If you guys think the Jared ads on TV are bad, they’ve started polluting the ESPN Football Today podcast as well. Unless Jared starts making football-related jewelry, I don’t want to hear about it (and even then I probably don’t want to.)

And I said in the other thread (I didn’t want to thread-defecate so I only mentioned my dislike) I hate ads that use Carol of the Bells in general and Garmin ads in particular (though that Ultraman parody they were running for a while was funny.) And one of Hooters? Haven’t seen it, but if the lyrics don’t run along the lines of:

Look we’ve got boobs
Big silicone boobs
And also wings
Boobs boobs boobs boobs boobs

and so on and so forth they need to fire their ad agency. Because that’s all I think of when I think of Hooters: overpriced mediocre chicken wings and frat boys who want to see breasts.

The one where the guy’s total bitch-cunt of a wife hangs up on him when he explains that he has to work late so he can’t pick up their kid from his sport practice. Then he’s standing outside with the gift vehicle with a bow on it, and just shrugs and says, “Just a lil’ sun’in.”
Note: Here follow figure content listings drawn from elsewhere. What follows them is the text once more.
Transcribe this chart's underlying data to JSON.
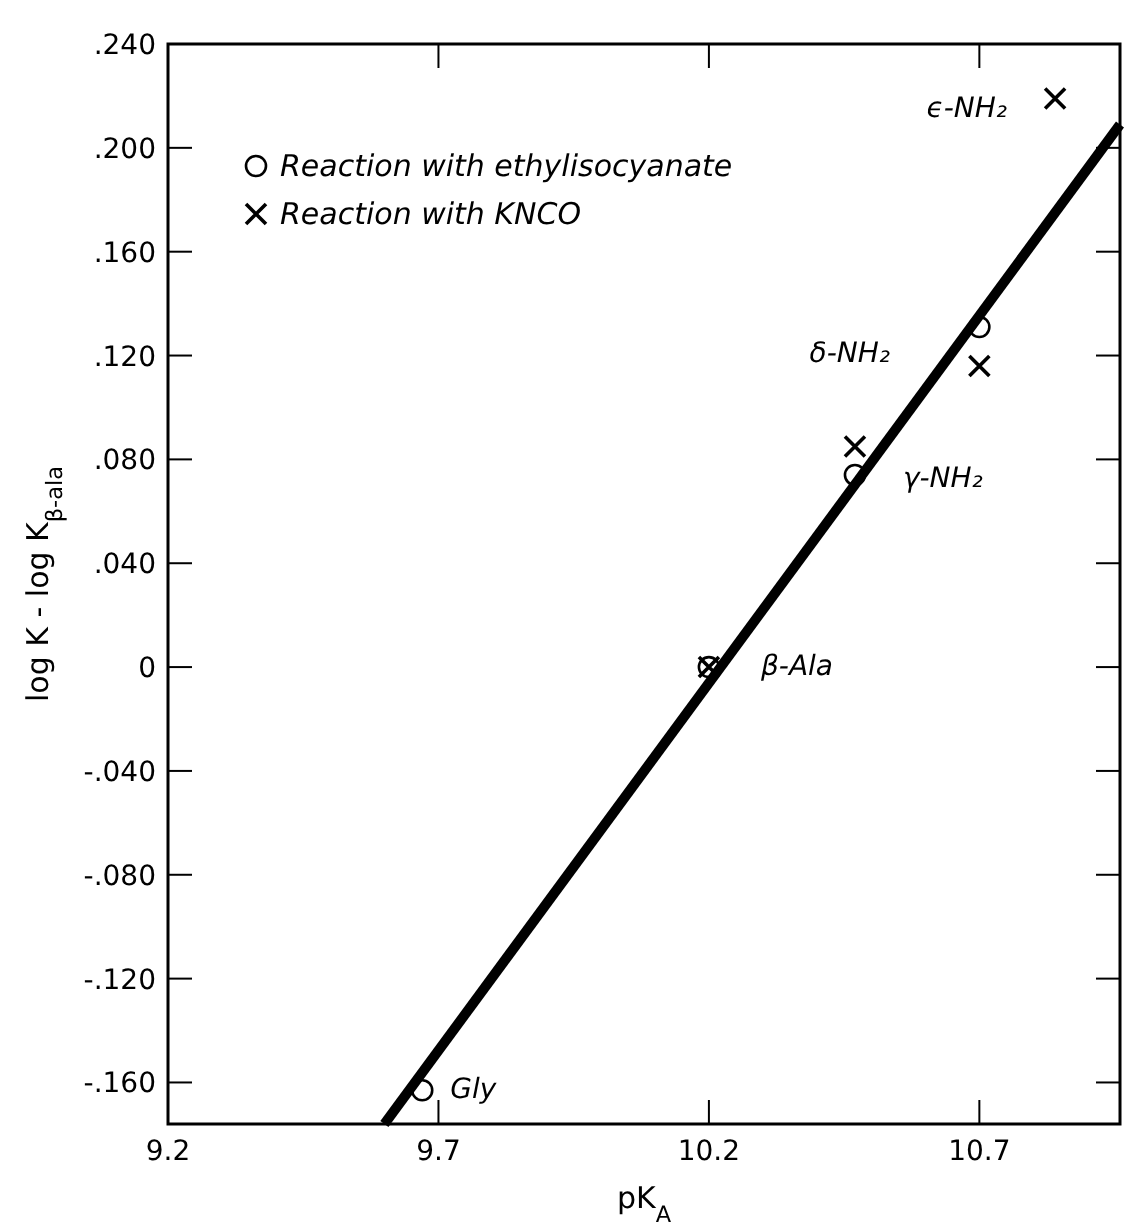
{
  "chart_data": {
    "type": "scatter",
    "xlabel": "pK$_{A}$",
    "ylabel": "log K - log K$_{β-ala}$",
    "xlim": [
      9.2,
      10.96
    ],
    "ylim": [
      -0.176,
      0.24
    ],
    "xticks": [
      9.2,
      9.7,
      10.2,
      10.7
    ],
    "yticks": [
      {
        "value": 0.24,
        "label": ".240"
      },
      {
        "value": 0.2,
        "label": ".200"
      },
      {
        "value": 0.16,
        "label": ".160"
      },
      {
        "value": 0.12,
        "label": ".120"
      },
      {
        "value": 0.08,
        "label": ".080"
      },
      {
        "value": 0.04,
        "label": ".040"
      },
      {
        "value": 0,
        "label": "0"
      },
      {
        "value": -0.04,
        "label": "-.040"
      },
      {
        "value": -0.08,
        "label": "-.080"
      },
      {
        "value": -0.12,
        "label": "-.120"
      },
      {
        "value": -0.16,
        "label": "-.160"
      }
    ],
    "grid": false,
    "legend": "top left",
    "series": [
      {
        "name": "Reaction with ethylisocyanate",
        "marker": "circle",
        "color": "#000000",
        "x": [
          9.67,
          10.2,
          10.47,
          10.7
        ],
        "values": [
          -0.163,
          0,
          0.074,
          0.131
        ]
      },
      {
        "name": "Reaction with KNCO",
        "marker": "cross",
        "color": "#000000",
        "x": [
          10.2,
          10.47,
          10.7,
          10.84
        ],
        "values": [
          0,
          0.085,
          0.116,
          0.219
        ]
      },
      {
        "type": "line",
        "line_style": "solid",
        "color": "#000000",
        "x": [
          9.6,
          10.96
        ],
        "values": [
          -0.176,
          0.209
        ]
      }
    ],
    "annotations": [
      {
        "text": "ϵ-NH₂",
        "x": 10.84,
        "y": 0.219
      },
      "δ-NH₂",
      {
        "text": "γ-NH₂",
        "x": 10.47,
        "y": 0.074
      },
      {
        "text": "β-Ala",
        "x": 10.2,
        "y": 0
      },
      {
        "text": "Gly",
        "x": 9.67,
        "y": -0.163
      }
    ]
  }
}
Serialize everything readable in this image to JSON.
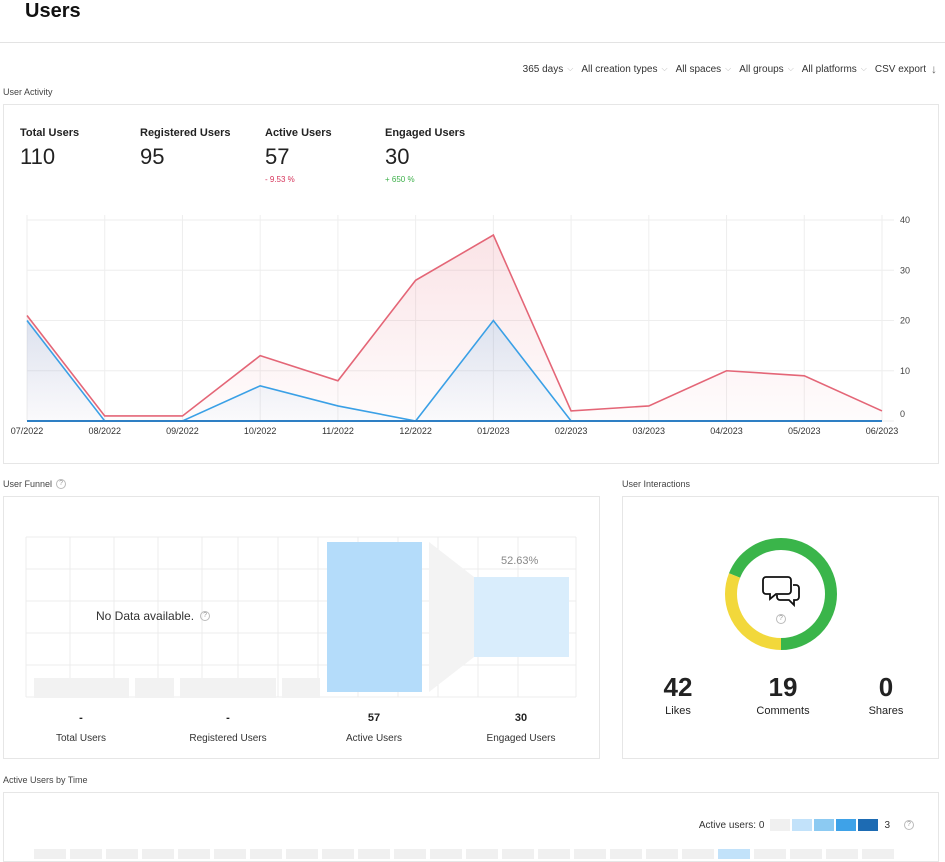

  1. The guy’s wife is a horrible demon bitch-monster. She prostitutes her sexuality to him in exchange for his capital through their marriage, staying home without working, THEN has the audacity to get angry at him for having to do the work to support her lifestyle.

  2. I don’t understand why this affluent, suburban yuppie Dad suddenly turns into Jay-Z when he lapses into a Brooklyn hip hop slang, “Just a lil’ suh-in suh-in!”

Kill.

Oops, I just realized this isn’t in the pit. I hope my language wasn’t too harsh.

No, but your reasoning is bizarre. Stay at home mom? Prostituting herself? Angry? Here, why don’t you put this on your Chrismahanakawannzikuh list.

You saw a far different ad than I did. I saw a woman who was slightly put out because she couldn’t count on her husband to do the task he’d promised to, but who quickly pulled herself together to go what needed to be done without making a big deal about it, and a husband (with son there, so he *had *done what he’d promised) getting her outside to see her surprise.

I don’t watch ads but once in a blue moon (although I did see the one just mentioned), but I still hold lots of hatred for the Old Navy ads of years past. Are they still doing those awful things?